On the homepage of igniterealtime.org it says " Users can use their own XMPP client or the provided web client to initiate a chat request.". I would very much like to use a XMPP client instead of the webchat client.
How is this done ? For example, If I take an off-the-shelf xmpp client, the first thing it wants to do is authenticate to the server. Well, we know that fastpath is anonymous login, so how do you work around that? and then when you go to communicate with the fastpath, exactly how is that done? I dont mind taking an open source xmpp client and stripping it down to work for my needs, but it would be nice if i could make it work easily with an off-the-shelf xmpp to prove the concept and then from there i can strip out all of the extra functionality.
Let me describe the basic architecture of Fastpath to clarify some things. Fastpath has a server side component that is provided by the fastpath.jar plugin. The server side component is where the logic for queues and routing lives. Then we have agents that connect to the server using their XMPP account and register with their corresponding workgroup. Agents must use a client, like Spark, that follows the rules defined in XEP-0142: Workgroup Queues for registering with workgroups and responding to chat requests. The last part of the puzzle are the end users. End users may use the webchat client provided by the webchat.war application or they can use their XMPP client of choice (i.e. no need to support XEP-0142: Workgroup Queues). When using the web chat client, the server needs to have anonymous users enabled and end users do not need to provide any user credentials to make a chat/support request. On the other hand, users using an XMPP client may make a chat/support request from their client. They may be connected to the same Openfire server that provides the Fastpath service or they may even be connected to another remote server and still use the Fastpath service in your server. When using an XMPP client users will authenticate with their XMPP server the same way they always do it. In order to make a chat/support request they just need to send any message to the workgroup address (e.g. firstname.lastname@example.org).
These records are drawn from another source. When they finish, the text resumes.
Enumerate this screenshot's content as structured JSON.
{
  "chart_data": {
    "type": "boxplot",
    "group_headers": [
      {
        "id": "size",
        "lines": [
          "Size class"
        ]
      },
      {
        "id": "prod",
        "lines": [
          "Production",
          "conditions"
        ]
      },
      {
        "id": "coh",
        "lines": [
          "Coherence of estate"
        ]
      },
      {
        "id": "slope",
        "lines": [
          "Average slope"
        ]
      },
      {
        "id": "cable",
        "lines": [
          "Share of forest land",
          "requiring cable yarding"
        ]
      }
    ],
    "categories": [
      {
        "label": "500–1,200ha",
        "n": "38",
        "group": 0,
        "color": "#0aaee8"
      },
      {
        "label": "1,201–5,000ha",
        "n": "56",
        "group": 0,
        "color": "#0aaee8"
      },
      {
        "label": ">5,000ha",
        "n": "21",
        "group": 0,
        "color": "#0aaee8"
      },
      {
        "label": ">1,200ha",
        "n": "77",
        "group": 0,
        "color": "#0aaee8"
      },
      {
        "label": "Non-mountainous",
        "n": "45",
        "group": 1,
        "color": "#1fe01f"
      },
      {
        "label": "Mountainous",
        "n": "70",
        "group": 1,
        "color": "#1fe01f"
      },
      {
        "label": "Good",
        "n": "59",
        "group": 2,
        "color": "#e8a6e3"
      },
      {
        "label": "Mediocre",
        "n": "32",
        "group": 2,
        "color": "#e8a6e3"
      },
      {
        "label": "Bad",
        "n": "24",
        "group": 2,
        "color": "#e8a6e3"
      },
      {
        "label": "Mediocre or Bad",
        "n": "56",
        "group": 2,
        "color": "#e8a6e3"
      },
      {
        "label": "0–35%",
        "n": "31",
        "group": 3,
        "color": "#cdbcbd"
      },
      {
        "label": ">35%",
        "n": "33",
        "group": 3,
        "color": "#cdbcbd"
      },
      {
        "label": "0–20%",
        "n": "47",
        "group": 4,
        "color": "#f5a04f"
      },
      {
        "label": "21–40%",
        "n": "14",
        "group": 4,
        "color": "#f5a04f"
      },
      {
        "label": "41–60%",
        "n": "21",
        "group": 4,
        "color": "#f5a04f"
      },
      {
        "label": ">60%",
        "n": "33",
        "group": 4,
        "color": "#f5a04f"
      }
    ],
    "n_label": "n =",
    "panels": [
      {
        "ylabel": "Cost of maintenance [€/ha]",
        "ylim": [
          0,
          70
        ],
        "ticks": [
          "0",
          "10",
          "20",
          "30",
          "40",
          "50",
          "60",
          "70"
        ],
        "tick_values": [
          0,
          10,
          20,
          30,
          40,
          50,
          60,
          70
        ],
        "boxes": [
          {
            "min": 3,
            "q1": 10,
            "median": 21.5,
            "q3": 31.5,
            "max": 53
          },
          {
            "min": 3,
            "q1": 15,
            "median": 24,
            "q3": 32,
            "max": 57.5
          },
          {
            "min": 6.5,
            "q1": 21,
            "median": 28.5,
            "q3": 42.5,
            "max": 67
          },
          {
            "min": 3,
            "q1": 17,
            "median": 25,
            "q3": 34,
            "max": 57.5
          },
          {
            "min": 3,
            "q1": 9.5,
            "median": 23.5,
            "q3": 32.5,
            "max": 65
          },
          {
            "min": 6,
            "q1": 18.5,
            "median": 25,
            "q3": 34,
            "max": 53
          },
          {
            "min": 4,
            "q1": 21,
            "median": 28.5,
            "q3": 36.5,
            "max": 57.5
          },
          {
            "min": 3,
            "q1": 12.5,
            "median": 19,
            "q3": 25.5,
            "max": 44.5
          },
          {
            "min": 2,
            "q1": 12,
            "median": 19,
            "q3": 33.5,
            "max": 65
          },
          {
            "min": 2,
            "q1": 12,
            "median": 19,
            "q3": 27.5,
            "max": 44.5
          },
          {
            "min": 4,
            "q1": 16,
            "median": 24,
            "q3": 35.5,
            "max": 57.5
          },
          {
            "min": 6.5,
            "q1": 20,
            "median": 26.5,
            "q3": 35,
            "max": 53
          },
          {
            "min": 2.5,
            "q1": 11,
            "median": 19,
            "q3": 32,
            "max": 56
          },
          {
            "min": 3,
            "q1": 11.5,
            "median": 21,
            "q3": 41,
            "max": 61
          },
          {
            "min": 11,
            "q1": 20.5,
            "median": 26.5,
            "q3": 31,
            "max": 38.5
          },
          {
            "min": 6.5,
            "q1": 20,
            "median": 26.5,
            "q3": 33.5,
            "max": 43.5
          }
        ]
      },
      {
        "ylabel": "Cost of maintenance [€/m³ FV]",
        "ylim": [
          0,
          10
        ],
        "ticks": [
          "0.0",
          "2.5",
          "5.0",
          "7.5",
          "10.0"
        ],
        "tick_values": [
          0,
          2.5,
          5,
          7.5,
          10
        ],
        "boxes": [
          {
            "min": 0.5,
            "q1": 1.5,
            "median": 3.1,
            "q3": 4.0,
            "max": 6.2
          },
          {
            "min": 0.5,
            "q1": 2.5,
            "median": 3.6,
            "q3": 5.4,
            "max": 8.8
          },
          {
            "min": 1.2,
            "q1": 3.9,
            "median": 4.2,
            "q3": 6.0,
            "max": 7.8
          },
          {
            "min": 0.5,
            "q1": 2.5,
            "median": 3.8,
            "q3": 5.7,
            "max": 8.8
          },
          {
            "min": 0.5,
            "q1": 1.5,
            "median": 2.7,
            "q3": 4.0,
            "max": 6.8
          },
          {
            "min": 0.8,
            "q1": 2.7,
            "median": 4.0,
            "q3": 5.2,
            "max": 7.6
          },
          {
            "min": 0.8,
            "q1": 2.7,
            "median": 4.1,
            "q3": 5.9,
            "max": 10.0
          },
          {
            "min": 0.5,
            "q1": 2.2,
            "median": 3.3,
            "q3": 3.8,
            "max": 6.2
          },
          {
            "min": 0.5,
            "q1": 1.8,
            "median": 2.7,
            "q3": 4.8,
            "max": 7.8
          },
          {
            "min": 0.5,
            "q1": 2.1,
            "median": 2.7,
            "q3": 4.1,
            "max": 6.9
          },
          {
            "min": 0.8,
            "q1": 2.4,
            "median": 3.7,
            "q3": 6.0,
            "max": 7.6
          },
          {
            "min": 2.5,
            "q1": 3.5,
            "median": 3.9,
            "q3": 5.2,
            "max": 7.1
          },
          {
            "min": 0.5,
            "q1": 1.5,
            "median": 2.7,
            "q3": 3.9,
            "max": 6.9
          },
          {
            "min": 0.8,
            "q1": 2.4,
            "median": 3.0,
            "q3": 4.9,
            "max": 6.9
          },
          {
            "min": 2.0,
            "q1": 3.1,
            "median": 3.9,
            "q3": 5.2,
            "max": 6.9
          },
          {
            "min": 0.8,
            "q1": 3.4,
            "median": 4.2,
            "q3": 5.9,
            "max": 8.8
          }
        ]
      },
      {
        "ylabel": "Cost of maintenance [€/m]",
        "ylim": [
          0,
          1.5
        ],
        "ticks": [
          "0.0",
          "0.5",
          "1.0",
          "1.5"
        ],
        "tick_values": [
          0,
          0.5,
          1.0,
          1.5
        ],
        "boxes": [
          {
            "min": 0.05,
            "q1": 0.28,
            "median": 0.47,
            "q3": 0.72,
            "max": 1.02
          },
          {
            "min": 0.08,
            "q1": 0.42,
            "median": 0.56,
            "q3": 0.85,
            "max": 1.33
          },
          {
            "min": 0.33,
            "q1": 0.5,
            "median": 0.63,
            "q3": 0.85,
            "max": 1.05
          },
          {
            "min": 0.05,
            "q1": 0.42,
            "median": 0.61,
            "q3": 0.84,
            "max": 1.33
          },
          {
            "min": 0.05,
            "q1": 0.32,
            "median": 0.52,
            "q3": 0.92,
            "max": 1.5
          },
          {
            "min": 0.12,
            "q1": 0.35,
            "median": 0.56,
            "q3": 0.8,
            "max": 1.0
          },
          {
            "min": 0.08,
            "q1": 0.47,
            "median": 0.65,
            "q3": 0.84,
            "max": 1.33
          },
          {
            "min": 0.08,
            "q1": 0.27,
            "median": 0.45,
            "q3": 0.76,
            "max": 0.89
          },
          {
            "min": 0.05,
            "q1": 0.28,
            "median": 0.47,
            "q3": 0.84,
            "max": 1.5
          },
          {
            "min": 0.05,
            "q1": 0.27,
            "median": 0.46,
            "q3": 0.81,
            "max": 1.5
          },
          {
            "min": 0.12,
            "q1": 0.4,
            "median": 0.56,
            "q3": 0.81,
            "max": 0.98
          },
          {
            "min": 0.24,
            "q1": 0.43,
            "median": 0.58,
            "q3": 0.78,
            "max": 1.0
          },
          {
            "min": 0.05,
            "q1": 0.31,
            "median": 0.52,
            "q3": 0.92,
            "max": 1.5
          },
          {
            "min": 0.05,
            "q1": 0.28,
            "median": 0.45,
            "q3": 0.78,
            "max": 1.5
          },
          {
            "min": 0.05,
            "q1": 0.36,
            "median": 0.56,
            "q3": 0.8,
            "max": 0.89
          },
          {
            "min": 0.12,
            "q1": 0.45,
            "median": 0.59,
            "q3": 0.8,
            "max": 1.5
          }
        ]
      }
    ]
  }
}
The workgroup’s bot will answer the message and guide the user. Users may even add a workgroup to their roster and see the workgroup’s presence. The workgroup will be available when agents are connected and away if all agents are away or offline if all agents are not connected.
Hope that helps.
Thank you very much for the detailed reply… very helpful.
I think I have a good grasp of how it works now. What I want to do, though, is mimic the anonymous login that you get from the webchat client. So the webchat client must be logging into our server with a username and password, right? I guess what I want to do is grab an XMPP client, log into our server, and then try to communicate with email@example.com. I guess I am confused how I will log in with XMPP when I want it to be an anonymous user. Can you shed some light on how I can accomplish that? then I think I am ready to do my development on this project.
Anonymous logins do not provide a user/password but instead follow the rules defined in XEP-0175: Best Practices for Use of SASL ANONYMOUS. XMPP clients that implement XEP-175 will let you login as an anonymous user but afaik all XMPP clients do not support that functionality. However, if you are using the Smack library then you can use anonymous logins.
Thanks again for info. I am using Smack API now. I initiate conversation with fastpath and the spark client pops up with the accept/deny prompt. I accept the conversation and it says “ffi has joined the room”. But the end user has not.
The end user on processMessage() comes back with language like:
“An invitation to start a chat with an agent has been sent” (ok, good! i then accept the invitation)
after a while, i get a “Do you want to receive another room invitation, yes or no?” if i type yes, it says “The room invitation was sent again”.
What do you think I am missing to make this work?